La doctrina de Bolívar expresada en decretos como el de Cundinamarca en 1820, en el que se restituían las tierras a sus propietarios legítimos cualquiera fuesen los títulos que alegasen los tenedores de esas tierras; el de diciembre de 1825, en Bolivia, o el de Quito, de julio del mismo año, en el que se declaran extinguidos los títulos y la autoridad de los caciques para dar paso a las formas de gobierno del nuevo Estado bajo el precepto de “que la Constitución de la República no conoce desigualdad entre los ciudadanos”, expresaba la naturaleza profundamente humanista del proyecto libertario que desde hace dos siglos se emprendió en Venezuela.

A lo largo de toda su actuación política, Bolívar dejaba perfectamente claro ante el mundo que las ideas gatopardianas que los oligarcas le atribuían, según las cuales la lucha independentista solo debería servir al rastrero propósito de desplazar del poder al reino español para colocar en el mismo no al pueblo sino al mantuanaje criollo, pero siempre bajo el mismo esquema esclavista y clasista con el que se fundó la colonia, no tenían cabida alguna en la concepción del Padre de la Patria.

Esas ideas de igualdad social desataron desde un primer momento de nuestra historia como repúblicas la furia de una oligarquía retardataria y pendenciera, obcecada con la idea del poder como un botín de guerra, que entienden las inmensas fortunas bajo su control como el arma que definirá siempre la contienda entre los ricos y los pobres.

Es lo que lleva hoy a esos sectores dominantes del gran capital a despreciar con la más virulenta saña al humilde que hoy comulga con las ideas de inclusión e igualdad que propone el socialismo bolivariano impulsado por el comandante Hugo Chávez en el país y continuado hoy por el presidente obrero Nicolás Maduro Moros.

Cuando se examina la catadura moral de cada uno de los líderes de la derecha reaccionaria que hoy se confabulan nacional e internacionalmente contra el legítimo derecho a la autodeterminación de nuestro pueblo, los mismos que promueven para Venezuela el modelo de democracia que pretende imponer los Estados Unidos en el mundo a punta de bombas, destrucción, muerte, y cercos económicos, se encuentra sin la menor dificultad el mismo perfil sociológico del energúmeno que repudia la contundencia e irrefutabilidad de las cifras históricas de reducción de la desigualdad social que enrostra hoy Venezuela como uno de los mayores logros de la Revolución Bolivariana en lo que va de siglo XXI, tal como lo demostró el vicepresidente ejecutivo de la República, Tareck El Aisami, en la rendición de Memoria y Cuenta del Ejecutivo Nacional esta misma semana ante la Asamblea Nacional Constituyente (ANC).

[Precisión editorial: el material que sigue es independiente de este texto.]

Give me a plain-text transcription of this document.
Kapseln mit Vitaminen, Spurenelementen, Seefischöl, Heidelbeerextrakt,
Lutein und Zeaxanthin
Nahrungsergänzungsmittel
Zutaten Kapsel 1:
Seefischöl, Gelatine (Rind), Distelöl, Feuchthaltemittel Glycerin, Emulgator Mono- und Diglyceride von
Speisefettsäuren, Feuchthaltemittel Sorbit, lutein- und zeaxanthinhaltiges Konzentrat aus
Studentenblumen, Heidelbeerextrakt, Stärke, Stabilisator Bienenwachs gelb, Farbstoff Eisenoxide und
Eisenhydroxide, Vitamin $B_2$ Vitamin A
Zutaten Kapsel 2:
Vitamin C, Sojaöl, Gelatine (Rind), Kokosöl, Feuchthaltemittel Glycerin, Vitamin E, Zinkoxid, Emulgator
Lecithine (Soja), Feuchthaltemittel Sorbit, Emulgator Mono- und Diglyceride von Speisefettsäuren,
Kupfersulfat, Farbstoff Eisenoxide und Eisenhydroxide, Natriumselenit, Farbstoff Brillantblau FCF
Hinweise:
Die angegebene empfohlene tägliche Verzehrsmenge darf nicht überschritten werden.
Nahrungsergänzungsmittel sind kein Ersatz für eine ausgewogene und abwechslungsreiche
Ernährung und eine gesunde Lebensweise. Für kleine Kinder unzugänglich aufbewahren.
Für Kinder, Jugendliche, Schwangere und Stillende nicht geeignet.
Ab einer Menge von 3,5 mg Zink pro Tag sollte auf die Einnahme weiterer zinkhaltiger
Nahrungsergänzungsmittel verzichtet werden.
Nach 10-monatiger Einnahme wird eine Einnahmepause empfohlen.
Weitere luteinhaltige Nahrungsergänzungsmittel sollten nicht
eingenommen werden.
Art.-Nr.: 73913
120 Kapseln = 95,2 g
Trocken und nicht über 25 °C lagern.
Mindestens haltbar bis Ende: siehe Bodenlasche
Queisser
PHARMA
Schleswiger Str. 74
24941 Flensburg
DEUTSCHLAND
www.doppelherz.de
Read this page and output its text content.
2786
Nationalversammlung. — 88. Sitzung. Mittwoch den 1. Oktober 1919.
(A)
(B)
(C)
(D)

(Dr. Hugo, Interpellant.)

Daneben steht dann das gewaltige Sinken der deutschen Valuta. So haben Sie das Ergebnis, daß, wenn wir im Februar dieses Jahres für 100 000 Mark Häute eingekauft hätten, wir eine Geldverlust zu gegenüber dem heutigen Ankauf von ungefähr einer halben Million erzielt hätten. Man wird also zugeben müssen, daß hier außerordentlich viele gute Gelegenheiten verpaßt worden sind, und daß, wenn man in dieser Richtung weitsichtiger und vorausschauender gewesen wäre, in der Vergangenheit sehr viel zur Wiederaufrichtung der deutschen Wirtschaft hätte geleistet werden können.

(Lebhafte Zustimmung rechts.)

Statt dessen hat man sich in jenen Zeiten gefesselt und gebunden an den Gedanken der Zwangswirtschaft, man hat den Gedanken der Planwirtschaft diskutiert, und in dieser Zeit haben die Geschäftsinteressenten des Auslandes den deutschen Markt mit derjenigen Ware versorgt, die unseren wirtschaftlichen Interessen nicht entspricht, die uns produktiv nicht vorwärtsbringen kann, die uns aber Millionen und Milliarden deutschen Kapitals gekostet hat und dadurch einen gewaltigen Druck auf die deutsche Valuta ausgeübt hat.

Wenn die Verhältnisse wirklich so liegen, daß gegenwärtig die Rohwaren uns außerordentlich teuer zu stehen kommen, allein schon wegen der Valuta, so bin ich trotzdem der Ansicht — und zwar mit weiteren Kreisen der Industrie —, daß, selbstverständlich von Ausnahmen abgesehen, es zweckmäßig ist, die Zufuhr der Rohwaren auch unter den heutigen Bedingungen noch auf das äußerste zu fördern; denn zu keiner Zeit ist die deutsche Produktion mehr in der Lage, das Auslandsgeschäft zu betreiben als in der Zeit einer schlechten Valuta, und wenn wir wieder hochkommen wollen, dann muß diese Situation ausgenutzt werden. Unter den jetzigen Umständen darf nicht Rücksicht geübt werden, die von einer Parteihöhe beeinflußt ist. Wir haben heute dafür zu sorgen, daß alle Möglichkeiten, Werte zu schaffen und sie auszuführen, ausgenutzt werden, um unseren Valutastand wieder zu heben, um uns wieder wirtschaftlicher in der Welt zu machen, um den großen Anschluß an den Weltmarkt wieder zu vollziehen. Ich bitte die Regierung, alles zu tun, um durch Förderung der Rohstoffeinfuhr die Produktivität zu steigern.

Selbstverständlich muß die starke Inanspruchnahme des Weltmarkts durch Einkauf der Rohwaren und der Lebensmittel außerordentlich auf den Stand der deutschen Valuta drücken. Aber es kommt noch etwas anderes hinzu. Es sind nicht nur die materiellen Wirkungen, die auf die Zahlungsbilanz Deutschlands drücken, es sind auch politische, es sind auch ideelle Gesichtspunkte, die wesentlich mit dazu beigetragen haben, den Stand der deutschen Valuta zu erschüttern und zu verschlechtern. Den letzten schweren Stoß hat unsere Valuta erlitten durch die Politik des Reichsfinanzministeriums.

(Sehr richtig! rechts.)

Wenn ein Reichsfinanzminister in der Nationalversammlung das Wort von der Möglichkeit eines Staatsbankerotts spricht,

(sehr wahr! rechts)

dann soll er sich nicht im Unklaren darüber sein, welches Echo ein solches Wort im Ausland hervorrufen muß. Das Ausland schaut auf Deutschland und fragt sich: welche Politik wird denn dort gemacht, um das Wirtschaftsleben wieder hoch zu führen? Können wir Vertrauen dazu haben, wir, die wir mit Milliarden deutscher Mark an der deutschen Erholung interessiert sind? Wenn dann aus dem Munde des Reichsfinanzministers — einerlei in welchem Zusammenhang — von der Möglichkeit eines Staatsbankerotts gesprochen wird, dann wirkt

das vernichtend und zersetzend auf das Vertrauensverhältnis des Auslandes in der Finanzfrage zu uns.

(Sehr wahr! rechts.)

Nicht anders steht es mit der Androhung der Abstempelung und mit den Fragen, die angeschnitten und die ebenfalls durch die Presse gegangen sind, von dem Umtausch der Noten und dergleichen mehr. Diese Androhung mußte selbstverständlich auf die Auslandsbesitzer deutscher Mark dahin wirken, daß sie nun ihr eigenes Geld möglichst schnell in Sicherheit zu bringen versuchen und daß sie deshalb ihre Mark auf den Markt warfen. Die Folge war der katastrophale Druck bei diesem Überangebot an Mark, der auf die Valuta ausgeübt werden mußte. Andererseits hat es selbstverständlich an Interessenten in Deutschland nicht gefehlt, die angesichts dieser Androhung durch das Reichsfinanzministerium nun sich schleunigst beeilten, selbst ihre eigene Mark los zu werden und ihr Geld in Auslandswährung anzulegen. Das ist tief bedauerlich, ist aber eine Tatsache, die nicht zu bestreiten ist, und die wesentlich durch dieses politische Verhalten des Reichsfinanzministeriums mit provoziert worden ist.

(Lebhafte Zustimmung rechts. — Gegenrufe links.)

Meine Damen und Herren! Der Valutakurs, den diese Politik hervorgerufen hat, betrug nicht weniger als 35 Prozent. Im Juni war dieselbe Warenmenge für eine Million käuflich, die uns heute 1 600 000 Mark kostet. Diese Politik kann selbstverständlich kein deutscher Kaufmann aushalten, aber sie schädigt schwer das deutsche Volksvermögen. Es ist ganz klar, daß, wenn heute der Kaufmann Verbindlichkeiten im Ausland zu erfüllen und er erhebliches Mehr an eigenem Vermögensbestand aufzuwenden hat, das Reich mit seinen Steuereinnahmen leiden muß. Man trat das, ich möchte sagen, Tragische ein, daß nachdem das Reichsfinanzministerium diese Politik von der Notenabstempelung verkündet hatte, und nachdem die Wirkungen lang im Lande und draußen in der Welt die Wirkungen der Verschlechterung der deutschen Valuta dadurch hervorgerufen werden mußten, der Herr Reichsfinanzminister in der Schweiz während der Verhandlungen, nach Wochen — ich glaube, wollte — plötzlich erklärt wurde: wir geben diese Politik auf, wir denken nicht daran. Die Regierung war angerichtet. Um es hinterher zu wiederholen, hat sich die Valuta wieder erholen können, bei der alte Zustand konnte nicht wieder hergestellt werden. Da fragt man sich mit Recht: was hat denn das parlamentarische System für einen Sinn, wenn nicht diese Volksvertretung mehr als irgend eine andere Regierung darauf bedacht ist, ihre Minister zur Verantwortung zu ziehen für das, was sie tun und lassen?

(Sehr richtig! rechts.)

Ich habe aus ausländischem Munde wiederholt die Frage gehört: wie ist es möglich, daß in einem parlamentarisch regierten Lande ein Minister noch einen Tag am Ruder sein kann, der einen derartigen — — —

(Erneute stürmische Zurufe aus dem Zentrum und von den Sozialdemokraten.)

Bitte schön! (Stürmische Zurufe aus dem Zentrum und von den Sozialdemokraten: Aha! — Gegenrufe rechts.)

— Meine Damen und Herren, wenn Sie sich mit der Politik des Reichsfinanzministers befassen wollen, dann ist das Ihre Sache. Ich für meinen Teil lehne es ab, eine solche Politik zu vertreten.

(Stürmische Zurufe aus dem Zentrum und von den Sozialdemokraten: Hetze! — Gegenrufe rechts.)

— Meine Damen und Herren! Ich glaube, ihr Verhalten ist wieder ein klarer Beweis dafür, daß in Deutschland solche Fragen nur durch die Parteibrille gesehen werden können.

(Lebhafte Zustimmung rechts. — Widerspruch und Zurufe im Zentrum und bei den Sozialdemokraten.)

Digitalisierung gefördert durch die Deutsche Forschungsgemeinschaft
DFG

Por esa reducción de la desigualdad se persigue desde el más sanguinario e inmisericorde imperio de todos los tiempos a Venezuela y se pretende acabar con su modelo inclusivo de participación y protagonismo a través de la más criminal y miserable guerra económica jamás desatada contra un pueblo.

Por esa reducción de la desigualdad, labrada con la sangre y el sudor de ese gallardo pueblo que fue capaz de liberar todo un continente padeciendo las mayores penurias y sufrimientos sin pedir nada a cambio, es que la derecha no podrá retornar nunca más al poder en Venezuela.

Es exactamente lo que nos dice con el trueno chavista de su voz la Vicepresidente del área política de la Revolución y Presidenta de la Asamblea Nacional Constituyente (ANC), Delsy Rodríguez Gómez, cuando proclama que “más nunca entregaremos el poder a un representante de la derecha”.

Entregaremos, por los siglos de los siglos, a una venezolana o a un venezolano que crea a cabalidad en la igualdad y en la justicia.

Es decir; entregaremos siempre a un chavista.